L’attuale modo di fare giornalismo non mi piace da parecchio (e nel disapprovarlo non sono sola). In questi ultimi giorni ed ore sta mostrando il suo volto meno nobile. La ricerca dell’emozione, del macabro, dell’orrore sembrano sempre più allestimento di spettacolo che tenga lo spettatore avvinto e sempre meno riflessione su eventi mondiali tragici ma fronteggiabili. Che il mondo non possa resistere e difendersi dal terrorismo appare infatti incredibile; ovviamente gli assassini non smettono o non smetteranno spontaneamente di uccidere, ma non sono la bomba atomica, almeno non per ora. E pur violenti e mostruosi sono sempre un numero contenuto, almeno per ora.
Invece se ne parla come se il rapporto con il resto degli abitanti del pianeta fosse uno a uno. E non è così. Se ne parla come se i formidabili e temibili arsenali di guerra che le super potenze (che ancora esistono e dominano) possiedono fossero aeroplanini di cartone e cerbottane con palline di mollica di pane.
E così noi abbiamo paura, sorridiamo all’intervistatore di turno che chiede a viaggiatori e passanti se si sentono “più sicuri o rassicurati” per essere stati perquisiti o per avere la presenza di militari in città o alle stazioni: questo a me sembra uno sviare dalla verità. E viaggiatori e passanti annuiscono: “sì come no, mi perquisiscano pure, mi piace, sono contento!”
Forse sarebbe il caso di ragionare: se siamo presidiati, perquisiti, controllati non è perché così siamo più sicuri, ma perché siamo meno liberi e abbiamo ceduto la libertà in cambio di un piatto avvelenato da terrorismo e guardiani del medesimo.
E se siamo disposti a cedere libertà in cambio di paura, allora non siamo affatto più sicuri.
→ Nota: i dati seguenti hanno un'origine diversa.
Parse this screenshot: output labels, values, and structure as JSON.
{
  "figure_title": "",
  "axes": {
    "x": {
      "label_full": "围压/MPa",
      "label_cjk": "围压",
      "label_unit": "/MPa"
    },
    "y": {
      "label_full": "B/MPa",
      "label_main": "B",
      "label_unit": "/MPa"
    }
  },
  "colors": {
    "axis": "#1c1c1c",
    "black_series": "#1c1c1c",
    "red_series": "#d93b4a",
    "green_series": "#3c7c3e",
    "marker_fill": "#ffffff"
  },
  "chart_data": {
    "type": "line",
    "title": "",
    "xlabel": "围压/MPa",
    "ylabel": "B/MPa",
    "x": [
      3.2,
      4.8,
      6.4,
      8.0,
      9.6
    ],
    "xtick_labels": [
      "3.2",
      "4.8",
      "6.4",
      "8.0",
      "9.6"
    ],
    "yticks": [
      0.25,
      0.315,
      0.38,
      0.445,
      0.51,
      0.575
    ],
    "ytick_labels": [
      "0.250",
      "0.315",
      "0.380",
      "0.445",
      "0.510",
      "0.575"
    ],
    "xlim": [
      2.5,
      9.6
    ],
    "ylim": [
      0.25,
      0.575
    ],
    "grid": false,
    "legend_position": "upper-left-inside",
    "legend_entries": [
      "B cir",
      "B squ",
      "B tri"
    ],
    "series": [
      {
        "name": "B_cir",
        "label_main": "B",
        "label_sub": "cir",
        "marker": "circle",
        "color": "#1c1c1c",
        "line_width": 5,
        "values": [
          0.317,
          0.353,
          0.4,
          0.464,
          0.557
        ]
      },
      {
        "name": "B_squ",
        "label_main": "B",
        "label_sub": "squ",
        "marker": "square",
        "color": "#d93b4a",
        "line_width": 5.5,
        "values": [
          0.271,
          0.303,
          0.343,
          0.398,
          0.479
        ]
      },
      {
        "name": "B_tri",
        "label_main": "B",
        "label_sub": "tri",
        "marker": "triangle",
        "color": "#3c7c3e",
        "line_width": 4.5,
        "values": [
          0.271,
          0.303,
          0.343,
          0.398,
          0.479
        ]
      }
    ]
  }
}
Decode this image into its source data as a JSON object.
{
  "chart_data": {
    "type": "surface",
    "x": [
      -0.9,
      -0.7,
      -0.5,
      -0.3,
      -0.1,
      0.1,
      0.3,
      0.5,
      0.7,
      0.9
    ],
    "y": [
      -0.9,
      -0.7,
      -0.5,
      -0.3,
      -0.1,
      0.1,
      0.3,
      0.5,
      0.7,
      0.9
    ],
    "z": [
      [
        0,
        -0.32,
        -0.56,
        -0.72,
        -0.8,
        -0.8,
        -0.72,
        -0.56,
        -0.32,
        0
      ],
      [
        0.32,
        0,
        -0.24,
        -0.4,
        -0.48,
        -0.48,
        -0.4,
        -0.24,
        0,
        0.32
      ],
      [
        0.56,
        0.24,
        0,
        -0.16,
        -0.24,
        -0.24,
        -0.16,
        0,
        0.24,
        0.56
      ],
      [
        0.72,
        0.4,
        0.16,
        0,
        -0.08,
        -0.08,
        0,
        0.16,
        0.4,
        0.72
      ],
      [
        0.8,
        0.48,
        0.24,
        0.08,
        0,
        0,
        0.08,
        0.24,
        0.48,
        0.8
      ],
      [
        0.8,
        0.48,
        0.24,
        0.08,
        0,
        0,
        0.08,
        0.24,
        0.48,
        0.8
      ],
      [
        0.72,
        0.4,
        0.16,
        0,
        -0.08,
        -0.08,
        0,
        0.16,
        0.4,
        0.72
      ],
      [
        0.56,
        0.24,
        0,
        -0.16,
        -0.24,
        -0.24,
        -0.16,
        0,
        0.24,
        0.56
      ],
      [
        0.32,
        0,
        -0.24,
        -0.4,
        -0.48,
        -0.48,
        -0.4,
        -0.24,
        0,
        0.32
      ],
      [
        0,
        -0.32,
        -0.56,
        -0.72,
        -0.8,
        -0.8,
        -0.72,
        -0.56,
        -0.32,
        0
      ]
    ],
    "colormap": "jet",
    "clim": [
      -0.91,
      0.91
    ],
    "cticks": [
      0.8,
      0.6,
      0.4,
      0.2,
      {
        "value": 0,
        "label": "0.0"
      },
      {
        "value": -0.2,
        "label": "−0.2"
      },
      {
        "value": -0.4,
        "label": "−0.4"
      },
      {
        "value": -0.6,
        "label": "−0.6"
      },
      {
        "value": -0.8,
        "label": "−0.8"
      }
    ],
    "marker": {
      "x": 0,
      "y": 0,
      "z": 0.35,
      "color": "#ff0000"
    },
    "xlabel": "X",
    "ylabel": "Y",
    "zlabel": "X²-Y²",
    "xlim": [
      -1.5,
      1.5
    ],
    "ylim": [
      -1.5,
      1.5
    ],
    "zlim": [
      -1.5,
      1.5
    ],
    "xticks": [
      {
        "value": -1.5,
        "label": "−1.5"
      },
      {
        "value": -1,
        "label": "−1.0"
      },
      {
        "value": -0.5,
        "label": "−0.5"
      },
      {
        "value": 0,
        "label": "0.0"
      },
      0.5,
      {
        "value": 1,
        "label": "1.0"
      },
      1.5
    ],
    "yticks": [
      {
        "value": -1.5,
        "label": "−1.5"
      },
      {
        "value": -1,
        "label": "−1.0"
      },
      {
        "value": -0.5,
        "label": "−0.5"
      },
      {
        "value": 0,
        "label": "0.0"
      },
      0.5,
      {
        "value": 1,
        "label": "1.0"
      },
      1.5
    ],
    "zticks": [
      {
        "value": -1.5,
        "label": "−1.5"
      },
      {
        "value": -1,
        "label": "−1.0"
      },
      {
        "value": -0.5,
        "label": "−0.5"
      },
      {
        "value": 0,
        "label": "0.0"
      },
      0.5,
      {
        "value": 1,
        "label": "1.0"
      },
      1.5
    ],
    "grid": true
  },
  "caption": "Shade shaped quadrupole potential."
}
Se le misure di controllo sono necessarie non possono, però, e non dovrebbero tranquillizzare nessuno.
Se fossimo tranquilli non ne avremmo bisogno.
Se, al contrario, potessimo stare tranquilli allora potremmo ammettere che la prevenzione funziona, ma deve funzionare dove nasce il terrore, non solo dove esplode e uccide.
Sono consapevole di stonare nel coro, ma pazienza.
Stonar non nuoce, e io stono ma dico sommessamente che la paura no, la paura non ha mai reso libero nessuno.